Oddly, so many of the people who buy this mythology are, as you point out, fat. That’s why we must be very careful not to exclude people who are trim in our movement. A fat pride parade doesn’t work here. So many thin people see their fat relatives eating less than the rest of the family, or at least no more, at Thanksgiving and Christmas. They know that their sisters and brothers have not “chosen” to be social pariahs and are not, in fact, slothful. They see what they see, but they need reassurance that when their backs are turned they aren’t being betrayed by a big lie. They need to know who the real liars are: the weight-loss industry, the people who have books to sell, the college department chairs who put department funding before academic integrity.
That’s why we need to reclaim the scientists. We need to attack the CDC when it issues an obesity alert (like an orange alert for the department of homeland security) to increase its prominence and funding. We need to demand that scientists start over from neutral, NEUTRAL, and to delve into why, why, why the average weight has increased by ten pounds in thirty years, and why, why, why the bell curve has flattened, creating more people who are “morbidly obese,” despite our extraordinary efforts to be “virtuous,” up to and including the surgical mutilation of our intestines, for God’s sake! On the other end of the bell curve are people who are dangerously thin — some triggered into eating disorders by a society that elevates weight paranoia to a religion, some besieged by immune defense disorders that do not make it possible to eat most foods. WHY? Our scientists must start from somewhere other than “lifestyle is the key,” as the Robert Wood Johnson Foundation would dictate with its near monopoly on funding of obesity research. (Robert Wood Johnson — founder of Johnson and Johnson, maker of the REALIZE laproscopic band.)
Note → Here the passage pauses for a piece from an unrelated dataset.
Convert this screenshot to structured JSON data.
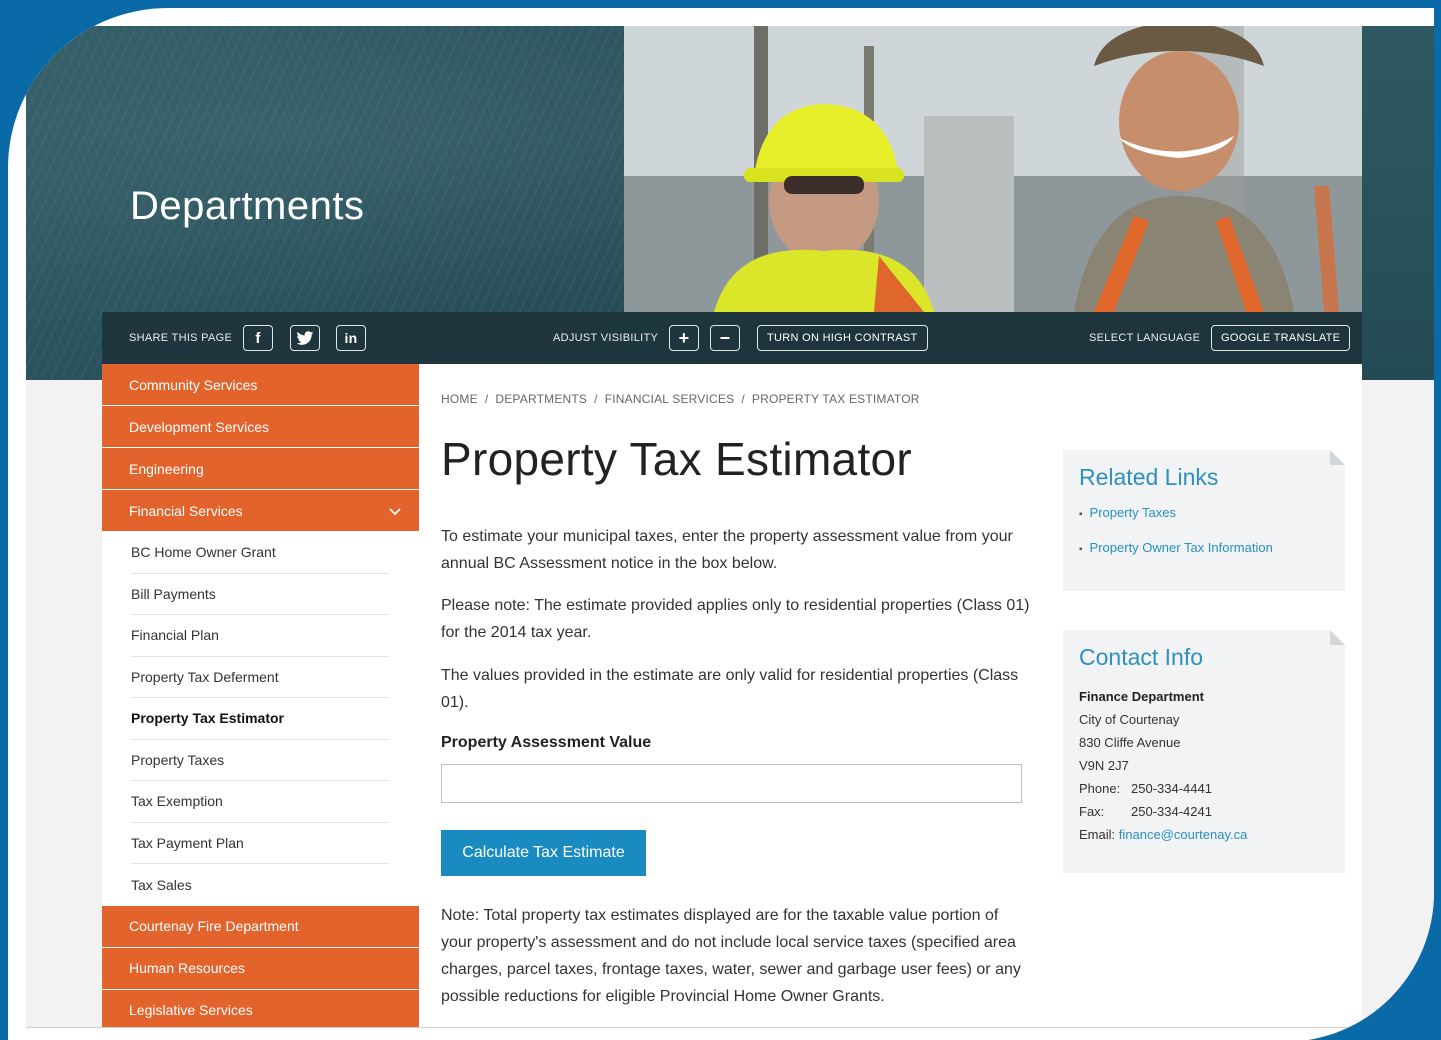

What has happened to mess with our collective weight in the past three decades? Is it environmental toxins? Fat-inducing hormones shot into the meat supply? New strains of viruses? A ridiculous concentration on sterilite surfaces? Or something else? Or a variety of reasons? Are these things affecting our genes, our endocrine systems, the composition of our gut flora, or something else? If fat is ASSOCIATED with certain disease, is it because of these outside factors. WE DON’T KNOW because the scientists can only get funding for “lifestyle” solutions that do not demonize business industry but include business and industry in the “solution” (a philosophy voiced by the Robert Wood Johnson Foundation spokesperson in a Newsweek artcle written by diet guru Dean Ornish).
If in the past three decades, the noses on people’s faces rotated left by 10% on average, we’d be researching the Hell out of anything that might have caused it. If some people’s noses had rotated upside down, right or left, and they couldn’t go outside their houses for fear of drowning in the rain, we’d be asking WHY! We wouldn’t be humiliating the people with nose rotation and further victimizing them.
In addition to putting the scientists in our sites, we need to put the legislators there. THEY need to know that the science of obesity is UNDECIDED, UNCLEAR, and until there are REAL answers, then legislation that further victimizes people who have put up with social pariah status is OUT OF THE QUESTION.
Care to know what I really think? (She descends from her soap box.)